How will the impact of the novel coronavirus (COVID-19) pandemic shape the feed industry for years to come? The Institute for Feed Education & Research is set to find out.

IFEEDER has awarded a contract for research to update the organization’s 2016 Animal Food Consumption Report. Decision Innovation Solutions, the author of the original report, will not only provide updated figures on animal feed consumption, but will also put together estimates projecting the current and future impact of COVID-19 on the feed industry, according to Rob Cooper, IFEEDER executive director.

The new consumption report, Cooper said, will use data from 2019 — the latest available.

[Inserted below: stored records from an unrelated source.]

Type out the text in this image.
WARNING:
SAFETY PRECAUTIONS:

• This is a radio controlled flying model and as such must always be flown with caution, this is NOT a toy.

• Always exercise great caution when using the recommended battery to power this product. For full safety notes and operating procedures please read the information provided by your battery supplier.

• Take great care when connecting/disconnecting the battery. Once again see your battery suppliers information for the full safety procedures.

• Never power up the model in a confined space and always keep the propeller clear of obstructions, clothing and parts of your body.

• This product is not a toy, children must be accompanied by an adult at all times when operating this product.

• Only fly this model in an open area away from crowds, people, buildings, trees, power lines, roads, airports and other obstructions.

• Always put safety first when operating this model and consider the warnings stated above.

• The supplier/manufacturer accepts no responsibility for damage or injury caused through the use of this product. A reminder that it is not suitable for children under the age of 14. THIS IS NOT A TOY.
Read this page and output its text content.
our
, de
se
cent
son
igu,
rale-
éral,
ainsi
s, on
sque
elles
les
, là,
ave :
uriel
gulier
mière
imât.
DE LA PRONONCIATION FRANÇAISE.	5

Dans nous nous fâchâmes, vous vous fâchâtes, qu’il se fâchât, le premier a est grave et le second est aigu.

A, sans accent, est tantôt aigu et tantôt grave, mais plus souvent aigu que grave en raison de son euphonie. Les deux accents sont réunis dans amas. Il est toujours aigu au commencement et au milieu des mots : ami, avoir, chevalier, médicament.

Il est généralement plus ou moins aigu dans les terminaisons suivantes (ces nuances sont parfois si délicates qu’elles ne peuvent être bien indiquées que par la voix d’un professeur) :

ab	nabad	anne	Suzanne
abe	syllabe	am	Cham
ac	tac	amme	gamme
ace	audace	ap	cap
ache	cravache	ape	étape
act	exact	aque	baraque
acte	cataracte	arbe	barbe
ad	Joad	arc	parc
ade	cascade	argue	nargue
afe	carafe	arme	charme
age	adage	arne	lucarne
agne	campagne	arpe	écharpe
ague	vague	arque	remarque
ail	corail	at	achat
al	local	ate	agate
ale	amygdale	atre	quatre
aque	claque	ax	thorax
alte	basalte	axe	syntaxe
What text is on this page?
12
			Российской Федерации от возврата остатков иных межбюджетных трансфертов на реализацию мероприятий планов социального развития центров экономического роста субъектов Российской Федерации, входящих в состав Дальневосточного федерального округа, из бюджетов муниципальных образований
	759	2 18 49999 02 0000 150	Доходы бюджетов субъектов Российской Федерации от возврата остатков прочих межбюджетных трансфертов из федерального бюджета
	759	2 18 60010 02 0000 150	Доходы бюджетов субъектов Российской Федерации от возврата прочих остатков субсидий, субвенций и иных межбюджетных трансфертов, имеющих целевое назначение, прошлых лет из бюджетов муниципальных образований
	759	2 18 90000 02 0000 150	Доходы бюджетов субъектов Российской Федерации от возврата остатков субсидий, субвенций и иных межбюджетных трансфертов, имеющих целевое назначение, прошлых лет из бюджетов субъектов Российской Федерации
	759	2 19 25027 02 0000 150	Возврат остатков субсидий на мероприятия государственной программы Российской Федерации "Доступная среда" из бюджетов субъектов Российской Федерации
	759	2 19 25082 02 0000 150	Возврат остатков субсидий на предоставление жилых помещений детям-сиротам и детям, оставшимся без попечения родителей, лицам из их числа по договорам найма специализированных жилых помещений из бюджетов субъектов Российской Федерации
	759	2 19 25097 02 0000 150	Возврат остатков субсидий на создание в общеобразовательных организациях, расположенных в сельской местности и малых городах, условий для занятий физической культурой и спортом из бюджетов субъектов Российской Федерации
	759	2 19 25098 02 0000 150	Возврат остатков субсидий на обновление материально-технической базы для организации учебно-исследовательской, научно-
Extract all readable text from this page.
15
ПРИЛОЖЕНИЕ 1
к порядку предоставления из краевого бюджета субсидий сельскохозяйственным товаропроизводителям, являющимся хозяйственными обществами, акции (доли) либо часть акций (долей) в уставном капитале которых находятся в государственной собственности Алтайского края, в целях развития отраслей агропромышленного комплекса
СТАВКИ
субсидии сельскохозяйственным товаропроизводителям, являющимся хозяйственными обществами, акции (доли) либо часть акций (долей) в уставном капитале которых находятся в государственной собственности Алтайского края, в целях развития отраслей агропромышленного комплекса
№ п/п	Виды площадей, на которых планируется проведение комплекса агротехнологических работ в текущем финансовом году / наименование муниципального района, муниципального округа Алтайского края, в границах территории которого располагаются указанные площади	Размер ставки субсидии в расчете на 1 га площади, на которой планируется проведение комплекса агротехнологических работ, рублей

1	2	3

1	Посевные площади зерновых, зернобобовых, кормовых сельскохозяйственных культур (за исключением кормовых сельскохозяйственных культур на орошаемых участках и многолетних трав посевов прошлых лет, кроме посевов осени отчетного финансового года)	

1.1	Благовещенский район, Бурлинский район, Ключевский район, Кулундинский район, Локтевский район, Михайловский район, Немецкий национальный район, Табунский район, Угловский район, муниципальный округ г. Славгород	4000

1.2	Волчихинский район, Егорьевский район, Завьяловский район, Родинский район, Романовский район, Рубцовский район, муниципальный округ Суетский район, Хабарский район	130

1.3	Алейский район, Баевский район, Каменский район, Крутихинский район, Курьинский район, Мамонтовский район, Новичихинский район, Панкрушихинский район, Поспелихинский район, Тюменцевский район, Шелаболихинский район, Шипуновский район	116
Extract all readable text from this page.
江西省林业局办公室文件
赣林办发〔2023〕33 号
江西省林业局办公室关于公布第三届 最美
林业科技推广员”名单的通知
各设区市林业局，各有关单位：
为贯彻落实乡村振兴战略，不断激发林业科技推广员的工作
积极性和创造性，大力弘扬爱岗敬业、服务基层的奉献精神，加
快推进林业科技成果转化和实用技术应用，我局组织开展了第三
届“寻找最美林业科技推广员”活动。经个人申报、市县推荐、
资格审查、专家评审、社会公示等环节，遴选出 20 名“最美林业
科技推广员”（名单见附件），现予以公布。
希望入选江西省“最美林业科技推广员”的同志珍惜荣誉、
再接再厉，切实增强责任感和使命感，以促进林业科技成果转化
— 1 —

While he said the IFEEDER board still sees that as valid, valuable information, he said there was also a recognition that the data would be “pre-COVID.”

“We did step back and say, ‘We’re in the middle of COVID-19,’” he said. “Can they also look at what the potential post-COVID landscape might look like for the next five years, using trend analysis to develop some forward-looking projections?”

Cooper said it’s difficult to know now, “right in the middle” of the COVID-19 pandemic, to understand where the industry will stand when the virus subsides, resulting in a need for forward-looking information.

Updating the feed consumption report will also provide insight into any feed industry trends that developed between the onset of the pandemic in early 2020, and the release of the previous report in 2016.

IFEEDER anticipates that the update and the COVID-19 analysis will be complete toward the end of this year, though Cooper said it is not yet clear whether they will be released as one, or two separate reports.

IFEEDER is also in the early stages of commissioning a separate study looking at how swine disease is or can be spread by feed ingredients and equipment, and also plans to commission a project on sustainability in the animal feed industry, Cooper said.